One of the examples Grunewald intends to use in class is the case of Michelle Carter, the 17-year-old who was convicted of involuntary manslaughter in 2017 for urging her then-boyfriend Conrad Roy to commit suicide through text messages. Media portrayals of the case were copious (and continue to be produced), including the Lifetime movie “Conrad & Michelle: If Words Could Kill,” an effort that used narrative license to skew some of the facts. He also hopes to explore the rise of what he calls the “grifter stories,” like the portrayal of Anna Delvey in the Netflix series "Inventing Anna” or the Hulu movie “The Dropout” about Elizabeth Holmes and the Theranos scandal.

Logan Anderson is one of the UW–Madison students who enrolled in Grunewald’s Legal Studies 131 course.
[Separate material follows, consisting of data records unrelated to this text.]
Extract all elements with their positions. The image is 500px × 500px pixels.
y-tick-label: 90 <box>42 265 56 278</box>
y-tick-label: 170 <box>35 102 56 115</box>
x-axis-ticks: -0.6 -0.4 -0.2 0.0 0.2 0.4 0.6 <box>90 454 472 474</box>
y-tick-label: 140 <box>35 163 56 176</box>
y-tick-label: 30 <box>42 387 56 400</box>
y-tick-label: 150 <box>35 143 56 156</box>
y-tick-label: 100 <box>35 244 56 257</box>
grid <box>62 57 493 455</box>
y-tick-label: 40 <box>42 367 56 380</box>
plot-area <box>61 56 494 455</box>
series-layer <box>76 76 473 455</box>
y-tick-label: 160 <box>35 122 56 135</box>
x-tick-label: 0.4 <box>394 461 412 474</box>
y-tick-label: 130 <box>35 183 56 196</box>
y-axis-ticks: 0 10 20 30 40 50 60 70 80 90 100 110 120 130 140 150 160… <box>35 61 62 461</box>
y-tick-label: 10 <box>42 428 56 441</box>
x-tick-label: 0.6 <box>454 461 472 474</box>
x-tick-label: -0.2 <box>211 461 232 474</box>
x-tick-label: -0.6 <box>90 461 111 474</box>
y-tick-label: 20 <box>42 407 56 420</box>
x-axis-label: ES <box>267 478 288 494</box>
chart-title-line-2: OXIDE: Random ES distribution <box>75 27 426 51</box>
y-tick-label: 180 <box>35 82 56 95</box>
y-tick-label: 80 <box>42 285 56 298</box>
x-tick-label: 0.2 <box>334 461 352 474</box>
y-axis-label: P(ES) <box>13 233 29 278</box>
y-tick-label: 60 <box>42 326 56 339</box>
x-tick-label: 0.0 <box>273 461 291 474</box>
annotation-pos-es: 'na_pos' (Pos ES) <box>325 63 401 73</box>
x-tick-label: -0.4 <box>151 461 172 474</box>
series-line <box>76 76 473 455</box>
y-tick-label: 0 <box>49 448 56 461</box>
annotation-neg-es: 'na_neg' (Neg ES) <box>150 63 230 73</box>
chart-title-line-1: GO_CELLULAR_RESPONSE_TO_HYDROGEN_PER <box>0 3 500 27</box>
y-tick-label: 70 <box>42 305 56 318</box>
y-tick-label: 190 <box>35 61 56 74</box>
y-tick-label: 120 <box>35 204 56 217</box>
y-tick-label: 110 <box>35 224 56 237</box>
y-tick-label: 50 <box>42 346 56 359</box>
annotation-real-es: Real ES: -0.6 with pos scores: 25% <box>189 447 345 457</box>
He signed on for Truth and Crime to explore the philosophies surrounding the genre.

“Perspective is such a monumental thing to consider, so I’m curious to see how it is utilized to help us understand narratives and the source of entertainment from crime,” says Anderson. “Additionally, I look forward to more deeply exploring how criminality is defined by a society and how it affects societies.”

That societal role opens all kinds of avenues for discussion. A recent Vice article about a Facebook group in Idaho that collected evidence and speculated about a suspect who stalked and murdered a group of four university students detailed how the group essentially conducted its own investigation — an investigation that imploded when the local police department found and arrested a suspect.

“It’s very American to participate in the judicial system,” says Grunewald. “And these are questions we should answer: How much speculation should happen and how much does happen? Should we all speculate about things like this? When I think about true crime, I wonder, does it lead to truer justice or is it just participatory speculation?”